Non sempre le relazioni durano nel tempo e quando terminano, una coppia di genitori che ha figli minori deve mettersi d’accordo per disciplinare i propri rapporti con i figli.
Se però la madre e il padre non trovano un accordo in merito, si recano davanti a un giudice, il quale deve valutare primariamente la possibilità che i figli restino affidati a entrambi i genitori.
Questo significa che la responsabilità genitoriale è esercitata, di regola, da entrambi i genitori, i quali prendono di comune accordo le decisioni di maggiore interesse per i figli (in ordine, ad esempio, a istruzione, educazione, salute, residenza degli stessi).
Se il giudice invece ritiene che l’affidamento ad un genitore sia contrario all’interesse del minore, può disporre l’affidamento ad uno solo dei genitori.
Così il genitore c.d. “affidatario” ha l’esercizio esclusivo della responsabilità genitoriale, ma le decisioni di maggiore interesse per i figli devono essere anche in questo caso adottate da entrambi i genitori. Infatti, quello dei due cui i figli non sono affidati ha il diritto ed il dovere di vigilare sulla loro istruzione ed educazione.
Questo “salvo che non sia diversamente stabilito” – afferma l’art. 337quater del nostro codice civile – lasciando quindi la possibilità che venga disposto anche ed eventualmente l’affidamento “super-esclusivo”.

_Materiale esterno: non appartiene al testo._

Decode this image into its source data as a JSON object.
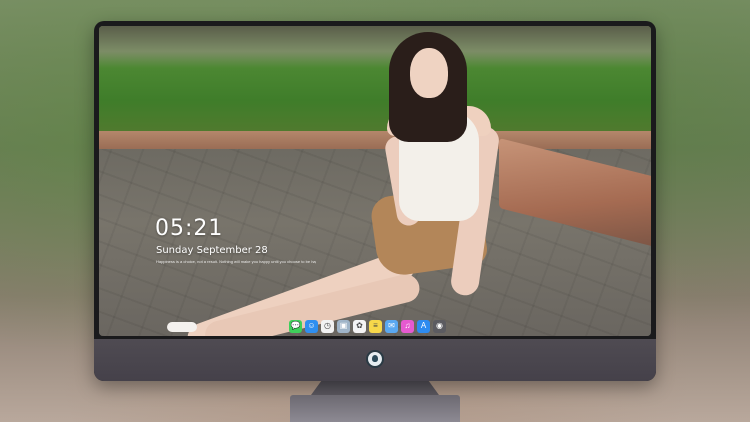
{
  "lockscreen": {
    "time": "05:21",
    "date": "Sunday September 28",
    "quote": "Happiness is a choice, not a result. Nothing will make you happy until you choose to be happy."
  },
  "dock": {
    "icons": [
      {
        "name": "messages-icon",
        "glyph": "💬",
        "color": "#3ecf5a"
      },
      {
        "name": "finder-icon",
        "glyph": "☺",
        "color": "#2f8ff0"
      },
      {
        "name": "clock-icon",
        "glyph": "◷",
        "color": "#f2f2f2"
      },
      {
        "name": "preview-icon",
        "glyph": "▣",
        "color": "#9fb4c8"
      },
      {
        "name": "photos-icon",
        "glyph": "✿",
        "color": "#f4f4f4"
      },
      {
        "name": "notes-icon",
        "glyph": "≡",
        "color": "#f7d84a"
      },
      {
        "name": "mail-icon",
        "glyph": "✉",
        "color": "#5aa8f0"
      },
      {
        "name": "itunes-icon",
        "glyph": "♫",
        "color": "#e65ad0"
      },
      {
        "name": "app-store-icon",
        "glyph": "A",
        "color": "#2d8bf0"
      },
      {
        "name": "camera-icon",
        "glyph": "◉",
        "color": "#5b5b60"
      }
    ]
  },
  "colors": {
    "bezel": "#1a1a1c",
    "chin": "#4a464e",
    "stand": "#7a777f"
  }
}
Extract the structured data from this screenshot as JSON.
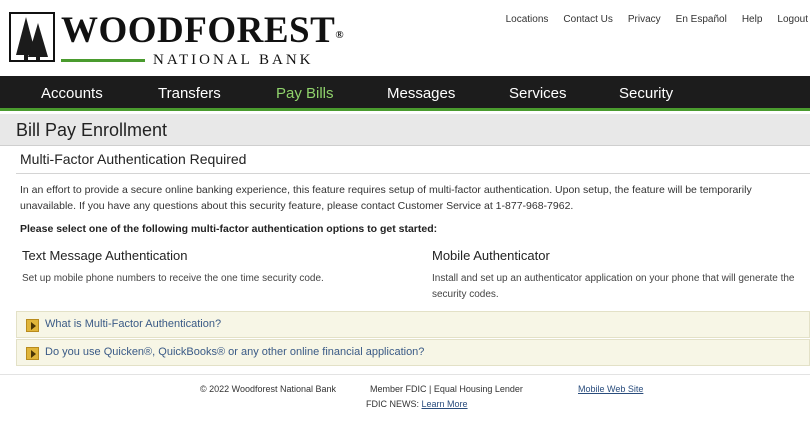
{
  "header": {
    "logo_name": "WOODFOREST",
    "logo_reg": "®",
    "logo_sub": "NATIONAL BANK",
    "top_links": [
      "Locations",
      "Contact Us",
      "Privacy",
      "En Español",
      "Help",
      "Logout"
    ]
  },
  "nav": {
    "items": [
      "Accounts",
      "Transfers",
      "Pay Bills",
      "Messages",
      "Services",
      "Security"
    ],
    "active": "Pay Bills"
  },
  "page": {
    "title": "Bill Pay Enrollment",
    "subtitle": "Multi-Factor Authentication Required",
    "intro": "In an effort to provide a secure online banking experience, this feature requires setup of multi-factor authentication. Upon setup, the feature will be temporarily unavailable. If you have any questions about this security feature, please contact Customer Service at 1-877-968-7962.",
    "instruction": "Please select one of the following multi-factor authentication options to get started:"
  },
  "options": [
    {
      "title": "Text Message Authentication",
      "description": "Set up mobile phone numbers to receive the one time security code."
    },
    {
      "title": "Mobile Authenticator",
      "description": "Install and set up an authenticator application on your phone that will generate the security codes."
    }
  ],
  "accordions": [
    {
      "label": "What is Multi-Factor Authentication?"
    },
    {
      "label": "Do you use Quicken®, QuickBooks® or any other online financial application?"
    }
  ],
  "footer": {
    "copyright": "© 2022 Woodforest National Bank",
    "member": "Member FDIC | Equal Housing Lender",
    "mobile_link": "Mobile Web Site",
    "news_prefix": "FDIC NEWS:",
    "news_link": "Learn More"
  },
  "colors": {
    "nav_bg": "#1c1c1c",
    "brand_green": "#4a9b2e",
    "active_nav": "#8fd26b",
    "accordion_bg": "#f7f6e6",
    "link": "#3a5a86"
  }
}
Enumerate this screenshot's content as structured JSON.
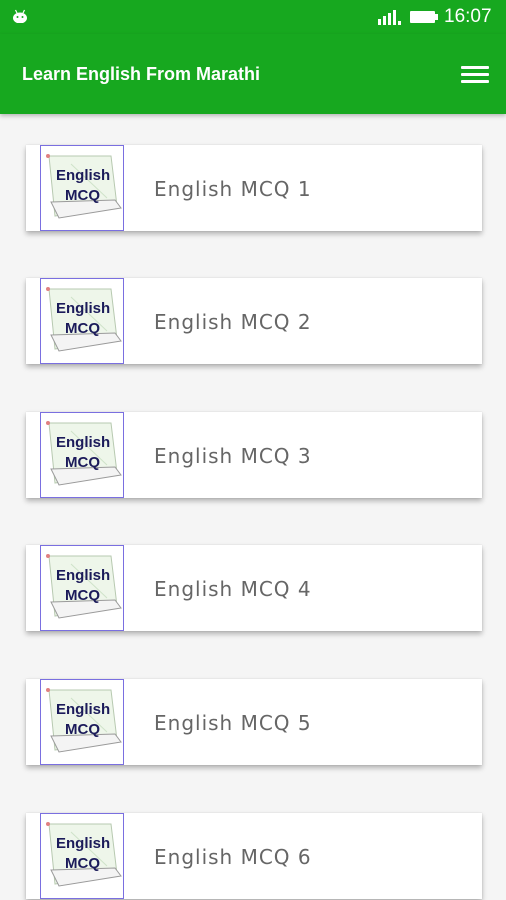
{
  "status_bar": {
    "time": "16:07",
    "icons": [
      "android-icon",
      "signal-icon",
      "battery-icon"
    ]
  },
  "app_bar": {
    "title": "Learn English From Marathi",
    "menu_icon": "hamburger-menu-icon"
  },
  "items": [
    {
      "label": "English MCQ 1",
      "thumb_text": [
        "English",
        "MCQ"
      ]
    },
    {
      "label": "English MCQ 2",
      "thumb_text": [
        "English",
        "MCQ"
      ]
    },
    {
      "label": "English MCQ 3",
      "thumb_text": [
        "English",
        "MCQ"
      ]
    },
    {
      "label": "English MCQ 4",
      "thumb_text": [
        "English",
        "MCQ"
      ]
    },
    {
      "label": "English MCQ 5",
      "thumb_text": [
        "English",
        "MCQ"
      ]
    },
    {
      "label": "English MCQ 6",
      "thumb_text": [
        "English",
        "MCQ"
      ]
    }
  ],
  "colors": {
    "primary": "#17a81f",
    "card_text": "#666666",
    "thumb_border": "#7a6fe0"
  }
}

Infatti, il Tribunale di Milano nel 2018 ha affermato che il disinteresse mostrato dal padre per l’effettivo esercizio della responsabilità genitoriale, può giustificare una concentrazione della responsabilità genitoriale in capo alla madre, anche con riguardo alle scelte più importanti per il minore, quali salute, educazione e istruzione.
Lo stesso Tribunale di Milano nel 2014 ha previsto la possibilità di rimettere al genitore monoaffidatario anche l’esercizio in via esclusiva della responsabilità genitoriale con riguardo alle questioni fondamentali, affermando che si possa parlare di affido super esclusivo in capo a uno dei genitori, che pertanto può essere la mamma o il papà.